Half an hour later, Elizabeth was picking at a salad she had built from the Garden Room's noon buffet. Adam and she were sitting at a corner table where two glass walls intersected to provide a great view of the city's skyline.

"Well?"

"I don't know, Adam. You've taken me completely off guard."

"You can't be too surprised by my proposal."

"But I am." She lifted troubled china-blue eyes to his inquiring ones. "I've never considered opening another Fantasy. This one takes so much time and energy."

"I can appreciate that," he said, after taking a sip of his iced water. "I took your situation into consideration. I realize that being a widow with two children isn't exactly conducive to owning and operating businesses in several cities at the same time.
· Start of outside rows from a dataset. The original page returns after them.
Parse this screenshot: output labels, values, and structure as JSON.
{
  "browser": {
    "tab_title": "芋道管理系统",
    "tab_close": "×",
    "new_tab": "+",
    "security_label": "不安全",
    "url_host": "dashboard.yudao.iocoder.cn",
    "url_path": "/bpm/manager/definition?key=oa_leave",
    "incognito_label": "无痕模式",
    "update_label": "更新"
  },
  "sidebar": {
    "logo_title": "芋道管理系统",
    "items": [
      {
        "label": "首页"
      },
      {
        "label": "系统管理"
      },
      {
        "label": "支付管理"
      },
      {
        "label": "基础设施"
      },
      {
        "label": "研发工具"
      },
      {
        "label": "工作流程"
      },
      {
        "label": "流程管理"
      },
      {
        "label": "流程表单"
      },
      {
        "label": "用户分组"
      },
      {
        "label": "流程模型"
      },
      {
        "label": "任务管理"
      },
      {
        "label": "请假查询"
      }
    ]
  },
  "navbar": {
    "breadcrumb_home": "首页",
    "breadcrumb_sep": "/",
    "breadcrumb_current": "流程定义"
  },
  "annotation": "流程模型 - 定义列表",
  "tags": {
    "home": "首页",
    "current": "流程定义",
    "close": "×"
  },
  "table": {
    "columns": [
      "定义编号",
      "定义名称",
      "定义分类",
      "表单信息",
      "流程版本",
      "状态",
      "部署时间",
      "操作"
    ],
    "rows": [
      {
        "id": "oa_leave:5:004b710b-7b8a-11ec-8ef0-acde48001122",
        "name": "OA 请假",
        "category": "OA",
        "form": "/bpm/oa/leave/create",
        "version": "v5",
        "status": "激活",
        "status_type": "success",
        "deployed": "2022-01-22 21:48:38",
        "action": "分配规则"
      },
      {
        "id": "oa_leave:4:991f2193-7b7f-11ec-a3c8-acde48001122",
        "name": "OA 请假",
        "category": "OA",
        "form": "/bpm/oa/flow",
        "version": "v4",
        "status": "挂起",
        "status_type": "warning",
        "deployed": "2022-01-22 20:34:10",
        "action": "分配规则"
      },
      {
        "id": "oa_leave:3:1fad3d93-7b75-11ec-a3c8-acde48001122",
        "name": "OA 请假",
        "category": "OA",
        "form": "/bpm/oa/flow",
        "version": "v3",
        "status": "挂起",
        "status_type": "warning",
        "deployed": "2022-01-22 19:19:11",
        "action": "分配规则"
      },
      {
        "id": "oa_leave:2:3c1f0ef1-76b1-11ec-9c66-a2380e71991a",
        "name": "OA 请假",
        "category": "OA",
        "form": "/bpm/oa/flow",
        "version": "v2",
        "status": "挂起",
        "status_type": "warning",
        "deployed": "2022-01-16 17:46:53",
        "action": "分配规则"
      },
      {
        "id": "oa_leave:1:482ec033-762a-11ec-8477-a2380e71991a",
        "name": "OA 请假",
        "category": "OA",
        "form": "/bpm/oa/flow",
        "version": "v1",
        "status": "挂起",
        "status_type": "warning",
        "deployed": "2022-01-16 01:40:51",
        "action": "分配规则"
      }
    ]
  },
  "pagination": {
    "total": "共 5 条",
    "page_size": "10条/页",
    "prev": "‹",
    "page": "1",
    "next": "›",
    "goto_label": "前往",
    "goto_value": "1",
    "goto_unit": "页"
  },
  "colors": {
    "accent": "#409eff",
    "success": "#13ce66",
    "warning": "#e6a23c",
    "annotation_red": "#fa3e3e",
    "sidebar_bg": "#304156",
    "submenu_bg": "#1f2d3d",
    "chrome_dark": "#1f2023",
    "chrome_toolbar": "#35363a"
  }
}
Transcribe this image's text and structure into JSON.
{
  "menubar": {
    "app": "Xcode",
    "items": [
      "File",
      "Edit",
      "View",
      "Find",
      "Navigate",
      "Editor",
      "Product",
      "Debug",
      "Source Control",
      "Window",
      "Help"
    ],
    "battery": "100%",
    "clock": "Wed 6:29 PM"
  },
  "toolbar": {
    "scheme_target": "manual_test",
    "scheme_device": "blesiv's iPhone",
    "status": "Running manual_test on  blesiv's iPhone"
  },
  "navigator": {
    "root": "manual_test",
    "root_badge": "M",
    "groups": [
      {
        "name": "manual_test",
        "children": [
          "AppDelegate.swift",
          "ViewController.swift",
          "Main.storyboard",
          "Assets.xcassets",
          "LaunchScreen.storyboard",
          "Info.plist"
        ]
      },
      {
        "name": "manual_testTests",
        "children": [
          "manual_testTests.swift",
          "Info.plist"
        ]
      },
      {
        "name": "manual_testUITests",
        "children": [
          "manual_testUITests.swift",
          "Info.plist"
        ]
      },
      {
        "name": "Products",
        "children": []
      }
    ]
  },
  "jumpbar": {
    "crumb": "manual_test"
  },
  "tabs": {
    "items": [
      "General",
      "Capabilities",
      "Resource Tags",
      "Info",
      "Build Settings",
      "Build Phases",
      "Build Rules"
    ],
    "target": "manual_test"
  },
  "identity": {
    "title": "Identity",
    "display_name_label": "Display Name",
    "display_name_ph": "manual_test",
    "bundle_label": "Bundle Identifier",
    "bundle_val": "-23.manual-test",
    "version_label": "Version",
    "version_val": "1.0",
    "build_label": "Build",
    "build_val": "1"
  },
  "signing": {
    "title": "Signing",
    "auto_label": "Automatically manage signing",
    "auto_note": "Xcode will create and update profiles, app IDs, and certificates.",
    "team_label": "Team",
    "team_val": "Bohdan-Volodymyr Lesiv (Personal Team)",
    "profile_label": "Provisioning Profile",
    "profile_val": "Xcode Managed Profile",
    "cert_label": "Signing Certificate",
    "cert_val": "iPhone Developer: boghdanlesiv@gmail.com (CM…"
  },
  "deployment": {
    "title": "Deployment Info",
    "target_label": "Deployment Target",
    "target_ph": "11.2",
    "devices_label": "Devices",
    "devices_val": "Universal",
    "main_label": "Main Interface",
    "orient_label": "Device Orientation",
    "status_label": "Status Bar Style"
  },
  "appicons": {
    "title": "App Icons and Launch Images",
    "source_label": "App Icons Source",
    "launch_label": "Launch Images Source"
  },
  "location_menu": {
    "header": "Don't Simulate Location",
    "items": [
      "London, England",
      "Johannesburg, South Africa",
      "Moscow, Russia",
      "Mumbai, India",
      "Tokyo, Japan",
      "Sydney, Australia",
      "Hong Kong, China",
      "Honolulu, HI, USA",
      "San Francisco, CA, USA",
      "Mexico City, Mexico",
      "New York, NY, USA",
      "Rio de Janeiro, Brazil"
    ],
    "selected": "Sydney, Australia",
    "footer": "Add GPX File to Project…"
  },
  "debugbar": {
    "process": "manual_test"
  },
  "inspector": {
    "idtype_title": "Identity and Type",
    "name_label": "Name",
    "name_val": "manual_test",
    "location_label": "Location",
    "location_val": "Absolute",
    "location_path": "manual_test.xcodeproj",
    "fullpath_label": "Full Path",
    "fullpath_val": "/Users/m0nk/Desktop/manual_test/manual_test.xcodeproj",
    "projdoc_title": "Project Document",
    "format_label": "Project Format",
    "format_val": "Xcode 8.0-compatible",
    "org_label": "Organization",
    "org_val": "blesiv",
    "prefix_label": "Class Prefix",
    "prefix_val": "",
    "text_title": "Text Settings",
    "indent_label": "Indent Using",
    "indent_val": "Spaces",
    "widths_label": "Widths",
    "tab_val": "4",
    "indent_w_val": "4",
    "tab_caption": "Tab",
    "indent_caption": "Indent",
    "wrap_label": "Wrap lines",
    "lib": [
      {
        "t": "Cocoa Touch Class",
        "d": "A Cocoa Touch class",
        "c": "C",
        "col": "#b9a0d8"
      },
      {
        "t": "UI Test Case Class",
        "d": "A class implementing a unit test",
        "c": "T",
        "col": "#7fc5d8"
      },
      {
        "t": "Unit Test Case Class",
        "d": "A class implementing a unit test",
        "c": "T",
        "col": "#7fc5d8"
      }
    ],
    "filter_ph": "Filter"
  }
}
But I'm confident you can handle it."

Though the idea of opening several more Fantasy shops had come as a complete surprise, she was flattered. In spite of her myriad reservations, the idea had piqued an ambitious streak she hadn't known she had.

Leaning forward in his chair, Adam stressed his point. "Fantasy is the biggest money-maker, percentage-wise, of any of our lessees. That impresses me. You impress me. I can't find a single fault with you. Other than a little daydreaming," he teased. "You've tapped into a unique market. You buy intuitively. People will pay a quality price for a quality product. And the demographics show that the people who stay at my hotels are accustomed to doing everything first class."

"But I — "

He held up both hands to forestall her. "I'm saving a space for you in the lobby of the new Hotel Cavanaugh Chicago. Soon, I want to install your shops in other cities."